Dois mortos em repressão de manifestantes no Sudão
14:10 | Jan. 02, 2022
As forças de segurança sudanesas mataram, neste domingo (2), dois manifestantes nos arredores de Cartum, durante protestos contra o poder militar, que continuam apesar do gás lacrimogêneo, do corte de comunicações no país e da mobilização de soldados armados.
Os dois manifestantes morreram em Omdourman, nos arredores da capital Cartum. De acordo com um sindicato de médicos pró-democracia, uma das vítimas foi baleada no peito e a outra sofreu "uma violenta pancada na cabeça que partiu seu crânio".
Como em todos os protestos, que se tornaram regulares desde o golpe de Estado do general Abdel Fattah al-Burhane em 25 de outubro, as autoridades tentaram, mais uma vez, neste domingo, impedir a mobilização erguendo barreiras físicas e virtuais.
Cartum está isolada há vários dias por contêineres colocados nas pontes sobre o Nilo. A internet e redes de telefonia pararam de funcionar esta manhã e, nas principais estradas, membros das forças de segurança em veículos blindados com metralhadoras vigiavam os transeuntes.
Apesar disso, milhares de sudaneses responderam ao apelo dos militantes para se manifestarem "em memória dos mártires".
Porque se 54 pessoas morreram e centenas ficaram feridas desde o golpe, o país experimentou um novo pico de violência na quinta-feira, com seis manifestantes mortos em Cartum, de acordo com um sindicato de médicos pró-democracia.

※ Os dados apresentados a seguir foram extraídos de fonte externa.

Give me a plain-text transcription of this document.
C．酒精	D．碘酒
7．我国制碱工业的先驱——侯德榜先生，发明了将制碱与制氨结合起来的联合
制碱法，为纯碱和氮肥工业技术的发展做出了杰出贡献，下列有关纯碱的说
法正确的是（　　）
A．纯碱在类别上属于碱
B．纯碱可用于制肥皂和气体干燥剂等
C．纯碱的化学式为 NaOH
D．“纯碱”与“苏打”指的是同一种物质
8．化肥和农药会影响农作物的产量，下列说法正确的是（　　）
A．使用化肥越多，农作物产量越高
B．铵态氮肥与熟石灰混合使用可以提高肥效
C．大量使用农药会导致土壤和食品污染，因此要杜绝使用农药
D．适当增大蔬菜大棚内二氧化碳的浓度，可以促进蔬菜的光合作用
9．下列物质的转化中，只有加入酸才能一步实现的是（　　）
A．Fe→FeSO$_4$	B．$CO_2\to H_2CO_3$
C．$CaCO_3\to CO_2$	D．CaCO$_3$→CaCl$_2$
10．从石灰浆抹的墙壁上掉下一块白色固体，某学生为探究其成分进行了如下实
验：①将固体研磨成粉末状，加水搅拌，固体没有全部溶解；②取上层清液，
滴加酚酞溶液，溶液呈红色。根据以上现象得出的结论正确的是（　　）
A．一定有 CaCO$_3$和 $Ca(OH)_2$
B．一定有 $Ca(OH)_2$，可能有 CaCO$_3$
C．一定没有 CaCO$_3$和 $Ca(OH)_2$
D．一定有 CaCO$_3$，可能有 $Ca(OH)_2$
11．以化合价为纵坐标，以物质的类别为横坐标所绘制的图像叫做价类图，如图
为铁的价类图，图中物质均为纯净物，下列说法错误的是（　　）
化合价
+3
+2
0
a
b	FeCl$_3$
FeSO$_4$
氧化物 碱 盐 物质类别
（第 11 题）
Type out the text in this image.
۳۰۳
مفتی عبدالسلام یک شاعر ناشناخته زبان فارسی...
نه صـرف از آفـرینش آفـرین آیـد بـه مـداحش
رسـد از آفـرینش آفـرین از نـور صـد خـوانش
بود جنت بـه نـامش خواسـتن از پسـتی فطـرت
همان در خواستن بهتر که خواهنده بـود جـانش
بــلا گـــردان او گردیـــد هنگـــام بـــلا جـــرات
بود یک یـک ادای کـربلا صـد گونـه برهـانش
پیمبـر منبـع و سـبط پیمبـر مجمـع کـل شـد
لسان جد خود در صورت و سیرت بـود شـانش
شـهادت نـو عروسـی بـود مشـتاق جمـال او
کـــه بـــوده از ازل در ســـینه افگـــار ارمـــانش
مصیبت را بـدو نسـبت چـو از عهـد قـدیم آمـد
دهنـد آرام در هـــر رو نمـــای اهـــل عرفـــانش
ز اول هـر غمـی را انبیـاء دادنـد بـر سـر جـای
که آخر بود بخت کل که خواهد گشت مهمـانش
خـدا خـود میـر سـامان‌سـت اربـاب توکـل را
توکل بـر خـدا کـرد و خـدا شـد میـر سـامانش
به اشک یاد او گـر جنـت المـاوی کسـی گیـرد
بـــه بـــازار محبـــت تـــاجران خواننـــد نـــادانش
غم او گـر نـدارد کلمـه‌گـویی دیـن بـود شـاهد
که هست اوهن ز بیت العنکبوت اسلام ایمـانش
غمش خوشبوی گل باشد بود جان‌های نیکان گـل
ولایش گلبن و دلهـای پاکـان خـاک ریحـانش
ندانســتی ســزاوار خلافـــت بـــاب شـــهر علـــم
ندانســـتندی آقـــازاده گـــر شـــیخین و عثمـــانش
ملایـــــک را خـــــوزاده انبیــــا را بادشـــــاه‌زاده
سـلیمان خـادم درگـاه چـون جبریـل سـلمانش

Violência que aconteceu a portas fechadas naquele dia porque, além de isolar o país do mundo e Cartum de sua periferia, policiais prenderam e espancaram jornalistas de dois canais sauditas.
Hoje, milhares marchavam aos gritos de "os soldados no quartel" e "poder ao povo", enquanto jovens em motocicletas cruzavam a multidão, prontos para socorrer feridos, pois a cada mobilização as ambulâncias são bloqueadas pelas forças de segurança.
Os militantes pedem que 2022 seja "o ano da resistência", exigindo justiça para os manifestantes mortos desde o golpe, mas também para os mais de 250 civis mortos durante a "revolução" de 2019.
Naquele ano, a pressão popular obrigou o exército a destituir um dos seus, Omar al-Bashir, após trinta anos de ditadura militar islamita.
Depois, generais e civis concordaram com um cronograma de transição que exigia a entrega de todo o poder aos civis antes de eleições livres em 2023.
Mas em 25 de outubro, o general Burhane estendeu com o que chama de "correção do curso da revolução", mantendo seu mandato à frente do país por dois anos e reinstalou um mês depois o primeiro-ministro civil Abdallah Hamdok.
Este último não aparece em público há dias, enquanto os rumores de demissão aumentam.
O poder ainda luta para apresentar aos 45 milhões de sudaneses o governo civil que havia prometido no final de novembro ao libertar Hamdok da prisão domiciliar.
Num país quase sempre sob o domínio militar desde a sua independência há 65 anos, os manifestantes proclamam: "nem parceria, nem negociação com o exército".
Mais uma vez neste domingo, as autoridades sudanesas serão observadas pela comunidade internacional que denuncia a escalada.
Além das mortes e cortes de telecomunicações, as forças de segurança também são acusadas de terem recorrido em dezembro a uma nova ferramenta de repressão: o estupro de pelo menos 13 manifestantes, segundo a ONU.
E todos os dias e em cada bairro, os Comitês de Resistência - pequenos grupos que organizam manifestações - anunciam novas prisões ou desaparecimentos.
Os europeus já expressaram indignação, assim como o secretário de Estado americano, Antony Blinken, e a ONU.
Todos defendem o retorno ao diálogo como pré-requisito para a retomada da ajuda internacional, que foi cortada após o golpe.